Donald Trump and 18 Allies Indicted in Georgia for Election Fraud Scheme


Key Highlights :

1. Trump and 18 allies were indicted in Georgia with scheming to overturn his 2020 election loss in the state.
2. The indictment charges Trump with making false statements and writings for a series of claims he made to Georgia Secretary of State Brad Raffensperger and other state election officials on Jan. 2, 2021, including that up to 300,000 ballots “were dropped mysteriously into the rolls” in the 2020 election, that more than 4,500 people voted who weren’t on registration lists and that a Fulton County election worker, Ruby Freeman, was a “professional vote scammer.”
3. The indictment also mentions the now infamous Dec. 18, 2020, session in the Oval Office, where Trump allies including Sidney Powell and Michael Flynn, the former national security adviser, proposed ordering the military to seize voting machines and appoint a special prosecutor to investigate allegations of voter fraud in Georgia and other crucial states Trump had lost.




     Donald Trump and 18 of his allies were indicted in Georgia on Monday, accused of scheming to illegally overturn his 2020 election loss in the state.

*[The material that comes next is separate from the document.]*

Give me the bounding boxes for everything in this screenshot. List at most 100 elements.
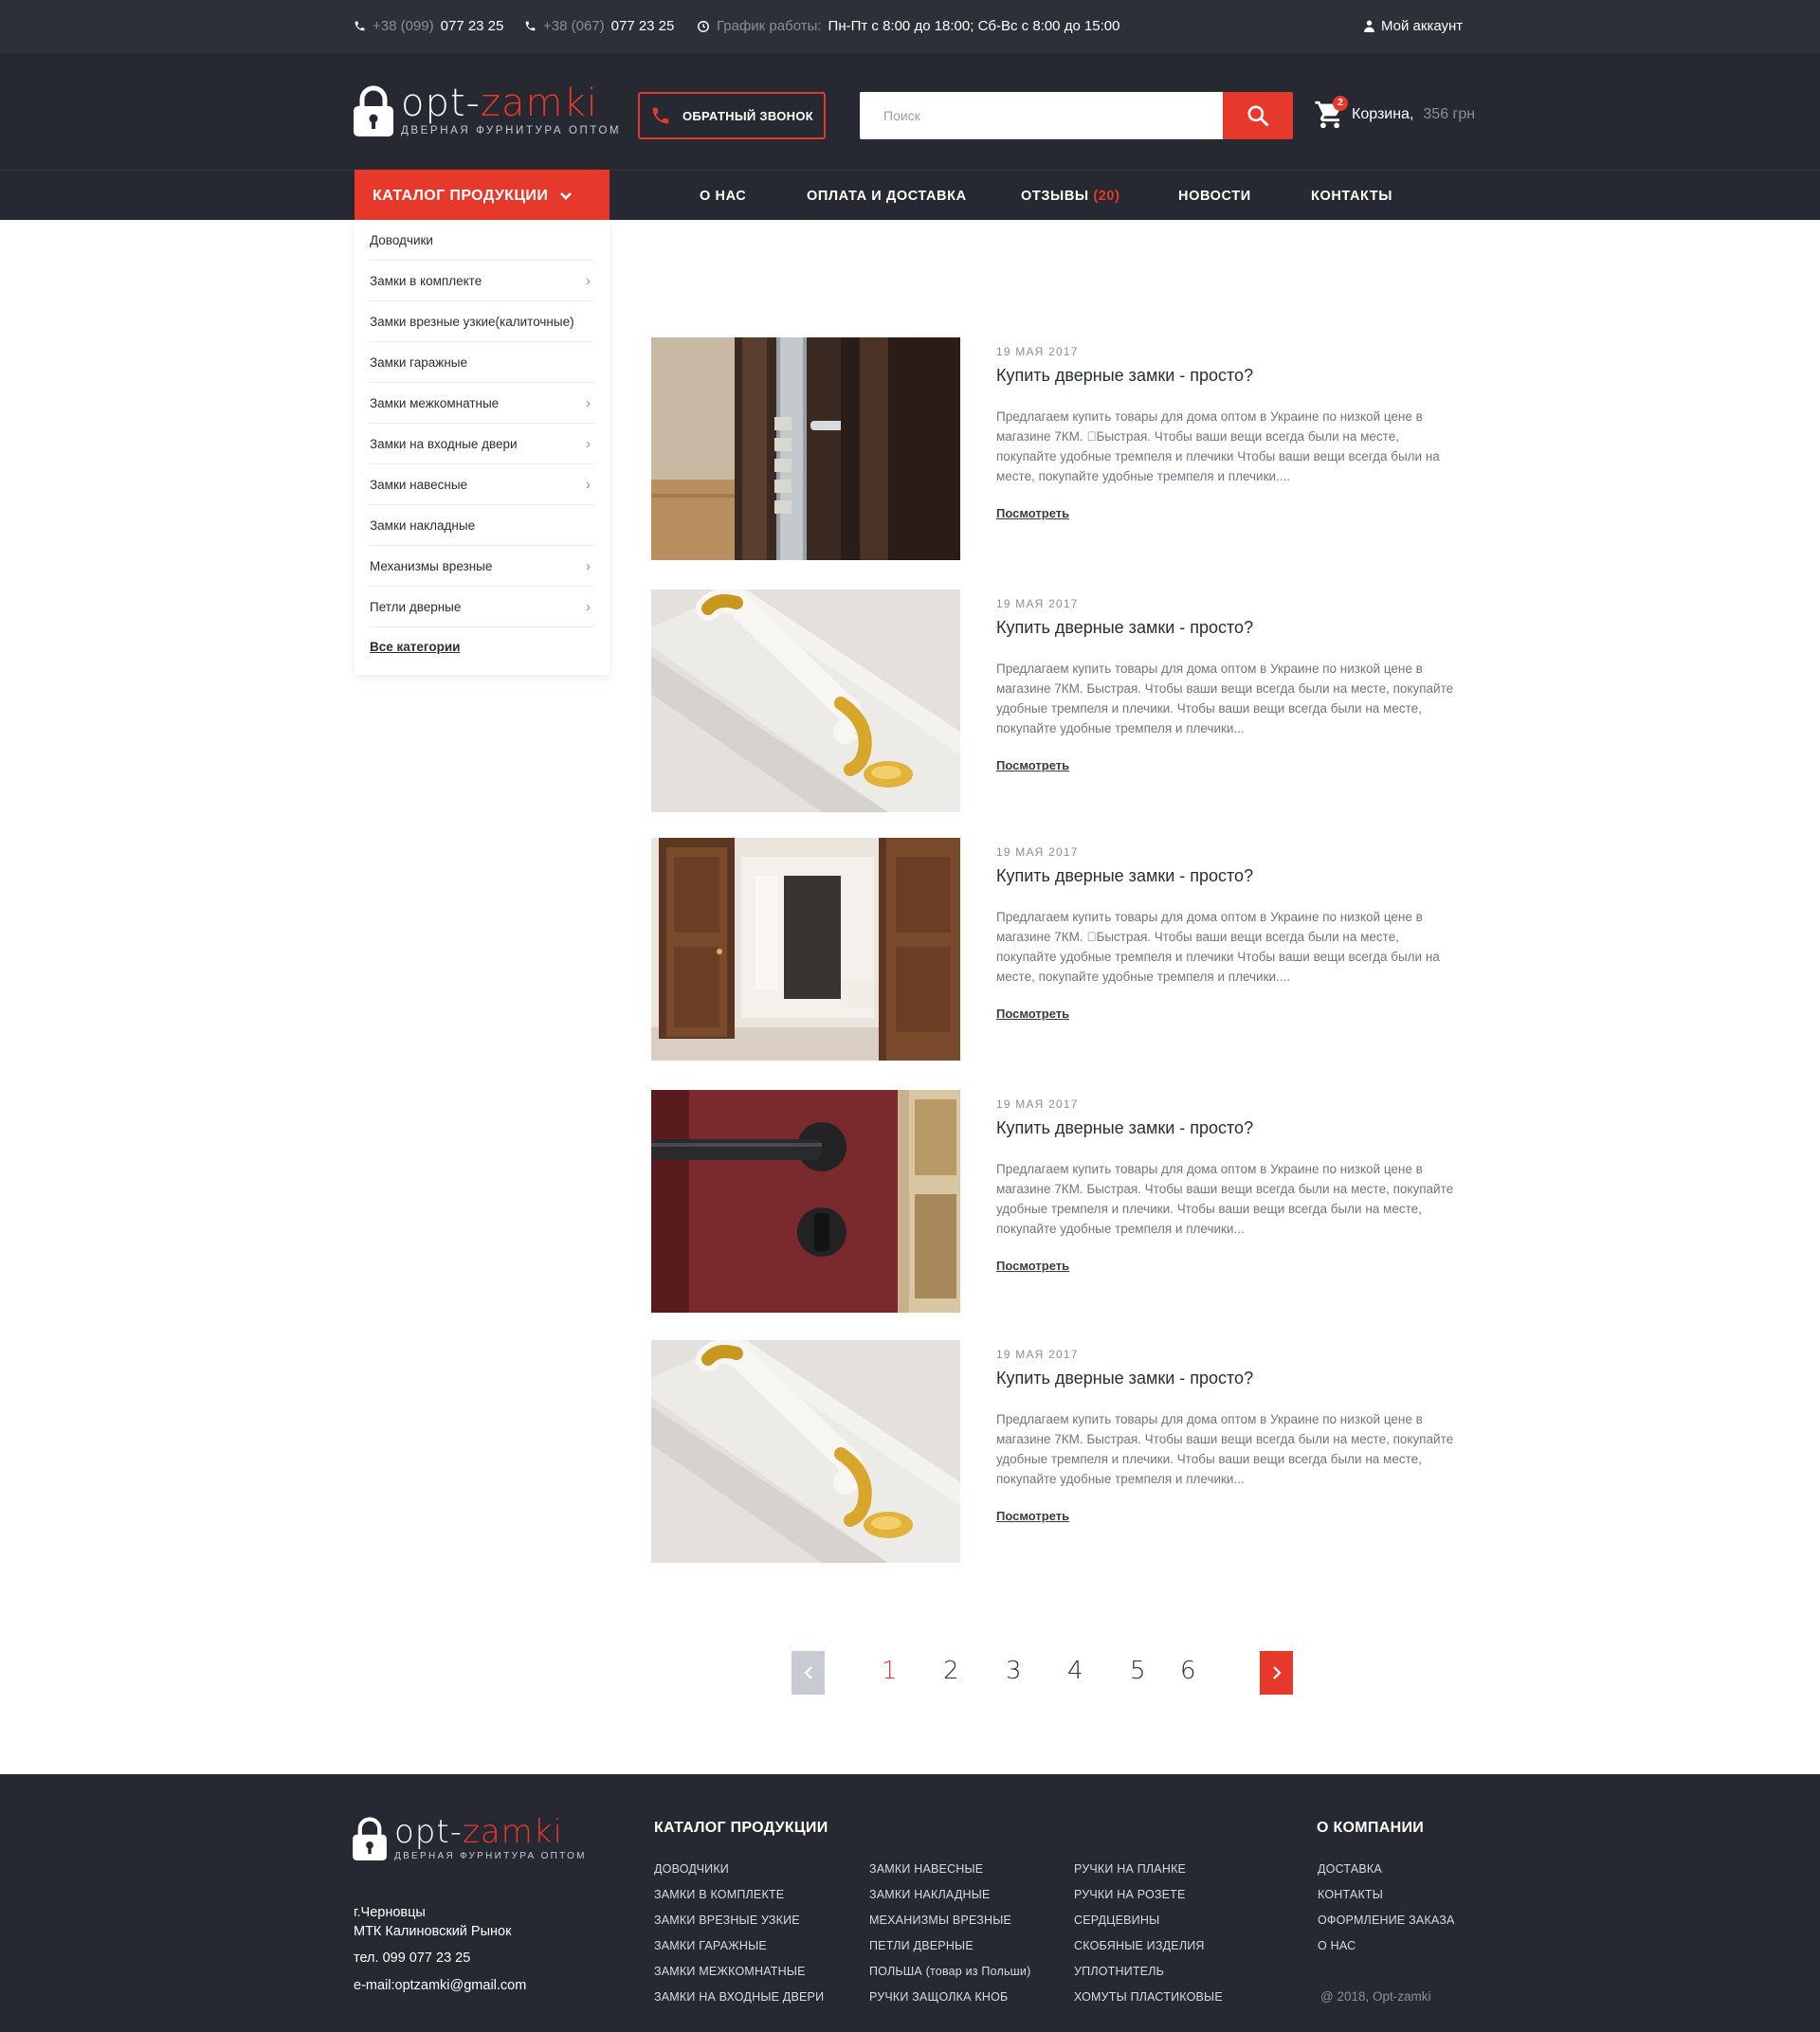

This marks the fourth criminal case brought against the former president and the second this month to allege that he attempted to subvert the results of the vote.

     Fulton County District Attorney Fani Willis issued a 97-page indictment that detailed the acts of Trump and his allies to undo his defeat in the battleground state. The indictment accused the former president, lawyers, and other top aides of forming a criminal conspiracy aimed at keeping him in power.

     The indictment alleged that Trump and his associates refused to accept his election loss and knowingly and willfully joined a conspiracy to unlawfully change the outcome of the election in his favor. Furthermore, the indictment accused Trump and his allies of hectoring Georgia’s Republican secretary of state to find enough votes to keep him in power, pestering officials with bogus claims of voter fraud, attempting to persuade Georgia lawmakers to ignore the will of voters, and tampering with voting machines in one Georgia county in order to steal data.

     The indictment also named former White House Chief of Staff Mark Meadows; Trump’s personal attorney Rudy Giuliani; and a Trump administration Justice Department official, Jeffrey Clark, as defendants. Multiple other lawyers who devised legally dubious ideas aimed at overturning the results, including John Eastman, Sidney Powell, and Kenneth Chesebro, were also charged.

     The indictment described the former president of the United States, the former White House chief of staff, Trump’s attorneys, and the former mayor of New York as members of a “criminal organization” who were part of an “enterprise” that operated in Georgia and other states. This language is normally associated with mobsters and gang leaders.

     The indictment concluded a remarkable series of criminal cases—four in five months, each in a different city—that would be daunting for anyone, never mind a defendant simultaneously running for president. It came just two weeks after the Justice Department special counsel charged him in a vast conspiracy to overturn the election. This demonstrated how prosecutors after lengthy investigations that followed the Jan. 6, 2021 riot at the U.S. Capitol have now, two-and-a-half years later, taken steps to hold Trump to account for an assault on the underpinnings of American democracy.

     The charges against Trump included violating the state’s Racketeer Influenced and Corrupt Organizations (RICO) act, as well as other crimes such as conspiracy to commit forgery and conspiracy to commit false statements. The indictment also accused Trump of making false statements and writings for a series of claims he made to Georgia Secretary of State Brad Raffensperger and other state election officials on Jan. 2, 2021.

     The indictment also mentioned the Dec. 18, 2020, session in the Oval Office, where Trump allies including Sidney Powell and Michael Flynn, the former national security adviser, proposed ordering the military to seize voting machines and appoint a special prosecutor to investigate allegations of voter fraud in Georgia and other crucial states Trump had lost. Prosecutors said that this meeting at the White House, which included Giuliani, was part of an effort to “influence the outcome” of the election.

     Republican allies quickly rallied to Trump’s defense, with House Speaker Kevin McCarthy writing on the platform formerly known as Twitter, “Americans see through this desperate sham.” As indictments mount, Trump—the leading Republican candidate for president in 2024—often invokes his distinction as the only former president to face criminal charges. He is campaigning and fundraising around these themes, portraying himself as the victim of Democratic prosecutors out to get him.

     The 19 defendants in the Georgia case will be allowed to voluntarily surrender by noon Aug. 25. District Attorney Fani Willis also said she plans to ask for a trial date within six months.